TPTTradisional

Sarung Batik Printing Meramaikan Gaya Bersarung Kaum Milenial

BULETIN TEKSTIL.COM/ Jakarta – Tanggal 3 Maret ini kita kembali memperingati Hari Sarung yang pada tahun 2019 lalu telah dicanangkan pemerintah bahwa Indonesia memiliki busana dalam bentuk sarung perlu diakuisisi sebagai busana nasional. Pernah ditulis dimedia, bahwa sarung selama ini nasibnya memang belum sebaik batik, padahal dua-duanya merupakan kekayaan budaya kita sejak dahulu kala.

Kali ini saya ingin mengangkat topik tentang sarung batik, yaitu kain sarung yang memiliki motif batik, bukan sekedar motif palekat yang diperoleh dari efek warna-warni benang tenun. Mungkin ada kejenuhan mengapa sarung palekat bukan pilihan paling atas pada motif sarung yang diminati kaum millenial. Sementara kaum kolonial justru merasa kurang pas kalau sarungnya terlalu out of the box, jadi merekalah konsumen motif palekat yang paling dominan. Bahkan motif-motif yang diambil dari motif tenun tradisionalpun dipilih sebagai sarung kondangan karena biasanya dirasa terlalu “mewah’ dan “ramai”.

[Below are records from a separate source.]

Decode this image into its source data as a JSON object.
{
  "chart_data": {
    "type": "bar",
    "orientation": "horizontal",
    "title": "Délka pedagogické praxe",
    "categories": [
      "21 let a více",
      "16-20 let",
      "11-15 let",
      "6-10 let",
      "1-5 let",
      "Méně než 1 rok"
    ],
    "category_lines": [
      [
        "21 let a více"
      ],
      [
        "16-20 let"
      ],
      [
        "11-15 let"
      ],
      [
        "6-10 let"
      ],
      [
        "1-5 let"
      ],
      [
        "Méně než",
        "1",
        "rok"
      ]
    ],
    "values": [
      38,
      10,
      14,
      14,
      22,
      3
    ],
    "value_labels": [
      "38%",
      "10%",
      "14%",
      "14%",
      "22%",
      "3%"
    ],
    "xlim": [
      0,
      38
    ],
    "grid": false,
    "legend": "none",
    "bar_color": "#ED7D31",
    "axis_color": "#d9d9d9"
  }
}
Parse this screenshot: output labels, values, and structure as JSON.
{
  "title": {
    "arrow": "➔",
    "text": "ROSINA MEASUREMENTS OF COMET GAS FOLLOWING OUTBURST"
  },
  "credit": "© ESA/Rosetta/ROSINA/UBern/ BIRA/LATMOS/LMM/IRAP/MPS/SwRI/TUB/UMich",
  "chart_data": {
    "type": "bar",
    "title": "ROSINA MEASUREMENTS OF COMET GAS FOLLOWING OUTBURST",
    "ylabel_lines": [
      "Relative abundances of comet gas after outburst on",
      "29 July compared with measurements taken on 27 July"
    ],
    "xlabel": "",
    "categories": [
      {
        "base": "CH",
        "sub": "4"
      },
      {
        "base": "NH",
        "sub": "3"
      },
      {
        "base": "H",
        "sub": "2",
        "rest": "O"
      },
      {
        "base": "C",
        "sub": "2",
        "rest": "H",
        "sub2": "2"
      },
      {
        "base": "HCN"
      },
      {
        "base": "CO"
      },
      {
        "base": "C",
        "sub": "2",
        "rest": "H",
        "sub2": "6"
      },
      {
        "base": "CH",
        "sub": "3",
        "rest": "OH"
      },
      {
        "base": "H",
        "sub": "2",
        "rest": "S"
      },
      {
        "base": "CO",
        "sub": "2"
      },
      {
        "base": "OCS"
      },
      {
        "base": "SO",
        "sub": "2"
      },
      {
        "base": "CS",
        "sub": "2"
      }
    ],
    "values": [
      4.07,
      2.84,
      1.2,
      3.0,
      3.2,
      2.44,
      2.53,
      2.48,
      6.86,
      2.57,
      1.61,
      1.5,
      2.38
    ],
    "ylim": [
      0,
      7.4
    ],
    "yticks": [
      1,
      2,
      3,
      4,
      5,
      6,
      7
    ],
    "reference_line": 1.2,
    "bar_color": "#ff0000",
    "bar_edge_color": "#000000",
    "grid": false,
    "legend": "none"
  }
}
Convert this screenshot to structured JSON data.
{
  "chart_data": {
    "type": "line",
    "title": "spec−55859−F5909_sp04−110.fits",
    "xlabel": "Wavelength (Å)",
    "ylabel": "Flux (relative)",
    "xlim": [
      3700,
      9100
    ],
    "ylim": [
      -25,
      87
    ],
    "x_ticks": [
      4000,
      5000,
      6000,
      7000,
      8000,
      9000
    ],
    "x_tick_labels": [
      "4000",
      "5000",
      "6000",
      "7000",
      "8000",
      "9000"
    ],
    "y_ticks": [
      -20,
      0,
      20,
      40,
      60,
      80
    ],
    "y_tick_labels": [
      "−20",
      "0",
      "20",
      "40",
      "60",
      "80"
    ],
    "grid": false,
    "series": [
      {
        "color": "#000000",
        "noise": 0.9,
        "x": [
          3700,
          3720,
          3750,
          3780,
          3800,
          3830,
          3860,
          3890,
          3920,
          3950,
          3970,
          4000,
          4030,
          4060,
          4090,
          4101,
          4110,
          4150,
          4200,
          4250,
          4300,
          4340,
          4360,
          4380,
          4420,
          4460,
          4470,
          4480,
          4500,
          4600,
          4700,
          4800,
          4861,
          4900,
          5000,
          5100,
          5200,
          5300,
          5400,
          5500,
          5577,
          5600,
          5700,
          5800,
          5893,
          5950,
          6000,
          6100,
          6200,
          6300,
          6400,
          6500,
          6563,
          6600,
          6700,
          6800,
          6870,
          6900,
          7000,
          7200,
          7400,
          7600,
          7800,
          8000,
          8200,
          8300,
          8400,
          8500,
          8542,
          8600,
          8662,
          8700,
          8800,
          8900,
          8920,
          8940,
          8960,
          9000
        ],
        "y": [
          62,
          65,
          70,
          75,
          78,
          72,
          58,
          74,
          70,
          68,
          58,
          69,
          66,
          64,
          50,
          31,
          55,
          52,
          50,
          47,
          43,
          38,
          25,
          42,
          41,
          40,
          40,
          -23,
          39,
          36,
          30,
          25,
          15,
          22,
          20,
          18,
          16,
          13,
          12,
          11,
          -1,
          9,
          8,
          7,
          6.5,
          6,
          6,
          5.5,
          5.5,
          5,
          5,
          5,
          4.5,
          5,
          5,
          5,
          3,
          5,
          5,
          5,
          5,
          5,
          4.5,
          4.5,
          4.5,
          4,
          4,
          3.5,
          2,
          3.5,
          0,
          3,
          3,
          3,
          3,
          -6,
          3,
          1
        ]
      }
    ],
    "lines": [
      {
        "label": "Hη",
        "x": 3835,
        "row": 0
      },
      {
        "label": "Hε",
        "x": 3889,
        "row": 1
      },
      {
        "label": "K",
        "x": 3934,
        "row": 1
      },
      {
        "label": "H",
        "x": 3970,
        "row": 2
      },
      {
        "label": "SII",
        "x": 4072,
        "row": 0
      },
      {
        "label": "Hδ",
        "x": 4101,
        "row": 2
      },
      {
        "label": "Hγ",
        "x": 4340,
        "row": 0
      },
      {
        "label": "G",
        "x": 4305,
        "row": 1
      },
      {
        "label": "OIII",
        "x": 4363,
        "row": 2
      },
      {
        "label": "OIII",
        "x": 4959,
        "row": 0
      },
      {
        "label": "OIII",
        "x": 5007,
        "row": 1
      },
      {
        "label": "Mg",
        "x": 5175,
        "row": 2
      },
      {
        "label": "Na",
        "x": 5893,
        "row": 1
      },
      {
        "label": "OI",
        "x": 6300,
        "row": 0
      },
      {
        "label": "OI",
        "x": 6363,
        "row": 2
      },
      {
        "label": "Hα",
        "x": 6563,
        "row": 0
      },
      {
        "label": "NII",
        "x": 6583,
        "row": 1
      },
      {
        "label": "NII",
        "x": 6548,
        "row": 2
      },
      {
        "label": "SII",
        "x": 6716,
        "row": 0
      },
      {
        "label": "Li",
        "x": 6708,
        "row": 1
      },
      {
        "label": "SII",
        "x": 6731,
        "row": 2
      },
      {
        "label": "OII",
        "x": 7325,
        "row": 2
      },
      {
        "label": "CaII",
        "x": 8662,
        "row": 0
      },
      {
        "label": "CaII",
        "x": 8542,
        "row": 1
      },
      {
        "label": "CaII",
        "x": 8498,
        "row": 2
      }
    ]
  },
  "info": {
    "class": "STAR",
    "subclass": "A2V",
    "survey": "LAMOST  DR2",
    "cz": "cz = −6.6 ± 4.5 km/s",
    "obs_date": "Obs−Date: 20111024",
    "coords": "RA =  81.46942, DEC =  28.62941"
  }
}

Sarung batik munculnya dari daerah pembatikan pesisiran, yang merupakan pengembangan dari batik pesisiran. Batik pesisiran memiliki pola khas yang dapat saya gambarkan seperti bagan seperti ini.

Bagian kepala kanan yang merupakan bagian berbeda yang paling lebar dan menyolok difungsikan sebagai Tumpal

Ketika kain batik tersebut dipakai wanita pada gambar diatas, maka kain ini disebut juga sarung. Pada sarung wanita kedua ujung kain seringkali tidak perlu dijahit, dan bagian kepala dan papan diletakkan didepan. Ini yang membedakan dengan kain batik klasik yang dalam pemakaiannya perlu di wiru, sedang batik pesisiran tidak.

Ketika batik pesisiran dikembangkan menjadi sarung batik untuk pria, maka pola kepala diletakkan di bagian belakang, sedang kedua ujung kain ini dijahit membentuk tabung. Sketsa bagan dari motif batik sarung batik menjadi sebagai berikut.

Beberapa sketsa ini saya ambil dari buku saya “Sarung Tenun Indonesia, Warisan Budaya Bangsa

Kemunculan Sarung Batik

Kemunculan Sarung Batik erat kaitannya dengan penyebaran agama Islam di daerah Tegalsari, Ponorogo. Ada sebuah pesantren yang diasuh Kyai Kasan Besari (Hasan Basri) atau dikenal dengan sebutan Kyai Agung Tegalsari. Beliau selain mengajarkan Agama Islam juga mengajarkan ilmu ketatanegaraan, ilmu perang dan kesusteraan. Karena kesolehan dan kearifannya, Kyai Kasan Besari diambil menantu oleh raja Keraton Solo (versi cerita ini sangat beragam). Ketika Puteri Kraton Solo menjadi isteri Kyai, diboyong ke Tegalsari diikuti para pengiring yang beberapa diantaranya adalah pembatik kraton. Mereka itulah yang membawa ketrampilan membatik ke Ponorogo. Dari sinilah kalangan pesantren Tegal sari mulai menyukai sarung yang semula hanya bercorak palekat menjadi motif batik. Mengingat saat itu, kalangan diluar kraton lebih banyak mengkonsumi batik motif pesisiran, maka sarung batik itu mengikuti pola pesisiran, dimana tumpal sarung diletakkan pada bagian belakang dan tanpa diberi tumpal kepala sebelah kiri, karena bagian ini akan dijahit berbentuk tabung (lihat bagan sarung).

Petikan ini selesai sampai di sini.